Just As I Thought

About the 750 pound man

After the sad shock of the poor child in Indonesia, the next program on TLC was about a man in Maryland who weighed more than 700 pounds. They had to dismantle his house around him to get him out for help after 7 years in a bed. Seven years.
From the very start, I was unsympathetic about this guy.
This is one of those situations that has no victim, only a participant. I give you an example: his wife (who seemed particularly clueless as well as overweight) said, when the man’s legs finally could no longer support him and he fell to the floor, that he didn’t seem to be worried about it and so therefore, she wasn’t worried.
I am no svelte male model; but even I know a few basics of nutrition. You’d think that someone who was 600 pounds overweight would at least make some concessions. But, at the beginning of the show, his wife brought him a soda. When in the hospital, he complained about the vegetable soup and wanted a hamburger instead. He has a huge stash of fatty, salty, calorie-laden snacks hidden away in his hospital room, brought in by his wife. He says he knows how to manage it. I beg to differ.
There was seemingly no one around this guy — wife, family, or friends — who wasn’t significantly obese. Judging from his sister’s weight, I can imagine that there is some genetic component at work here. That makes it especially difficult to lose weight and keep it off, and I sympathize. I shouldn’t be so judgmental about this. But to me, there is a simple matter of common sense involved: when do you decide to do something about it, to seek help or change your life? 300 pounds? 400? 500? 600? Or do you wait until you approach 800 and are at the verge of death?
Is this guy still alive? This time, I won’t be shocked if the caption after the credits tells us that he died.
Here’s what’s scary: there is a special scale called a Hoyer Scale, which is designed for the morbidly obese. Are there enough morbidly obese people in this country that it makes economic sense to build these devices?

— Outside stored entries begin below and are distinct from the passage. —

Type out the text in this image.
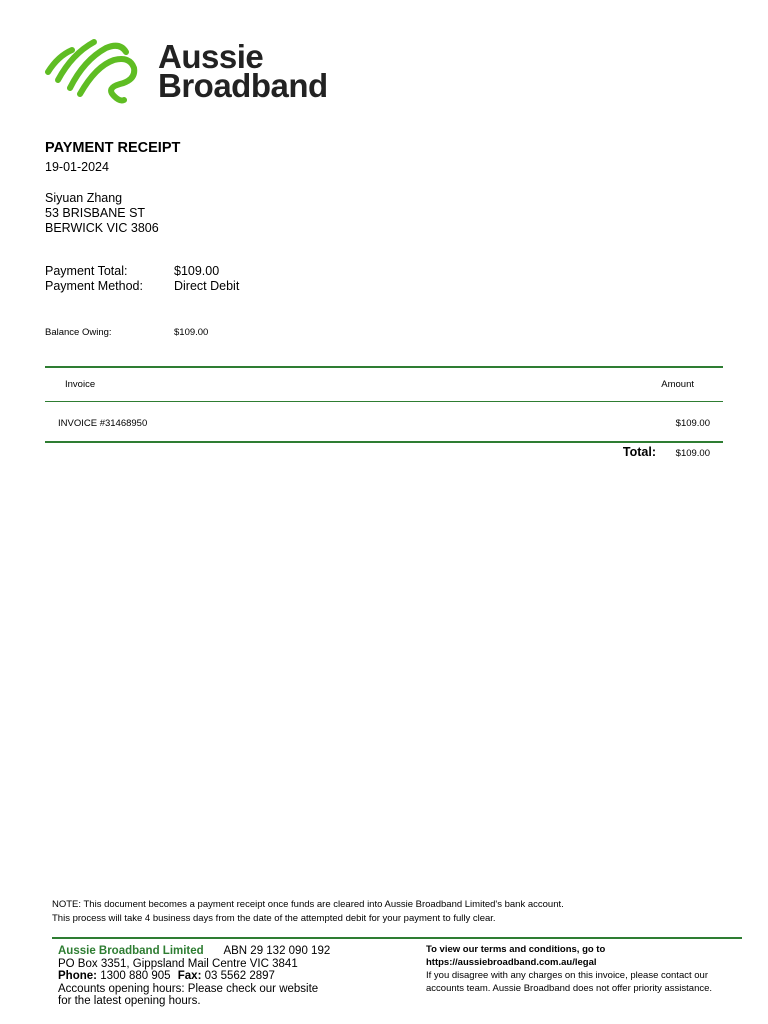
Aussie
Broadband
PAYMENT RECEIPT
19-01-2024
Siyuan Zhang
53 BRISBANE ST
BERWICK VIC 3806
Payment Total:	$109.00
Payment Method: Direct Debit
Balance Owing:	$109.00
Invoice	Amount
INVOICE #31468950	$109.00
Total: $109.00
NOTE: This document becomes a payment receipt once funds are cleared into Aussie Broadband Limited's bank account.
This process will take 4 business days from the date of the attempted debit for your payment to fully clear.
Aussie Broadband Limited ABN 29 132 090 192
PO Box 3351, Gippsland Mail Centre VIC 3841
Phone: 1300 880 905 Fax: 03 5562 2897
Accounts opening hours: Please check our website
for the latest opening hours.
To view our terms and conditions, go to
https://aussiebroadband.com.au/legal
If you disagree with any charges on this invoice, please contact our
accounts team. Aussie Broadband does not offer priority assistance.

The Washington Post takes a look at this story from the same viewpoint I have — how do you allow this to happen?

Life got away from John and Gina, one day at a time, one calorie at a time. As incredible as it seems, suddenly seven years had passed, they say, and with a shudder they realized that the abnormal had become routine.

And, yes, he died, also this last September. He was only 39.

2 comments

  • People lose sense of reality. It’s the same in reverse with anorexics and bulemics who develop a distorted image of themselves. Gaunt Karen Carpenter thought she was fat to the end. That’s what worries me when R. starts saying he’s fat…

    Though with the morbidly obese… ugh, how did they even perform basic daily functions. You know what I mean. yuck.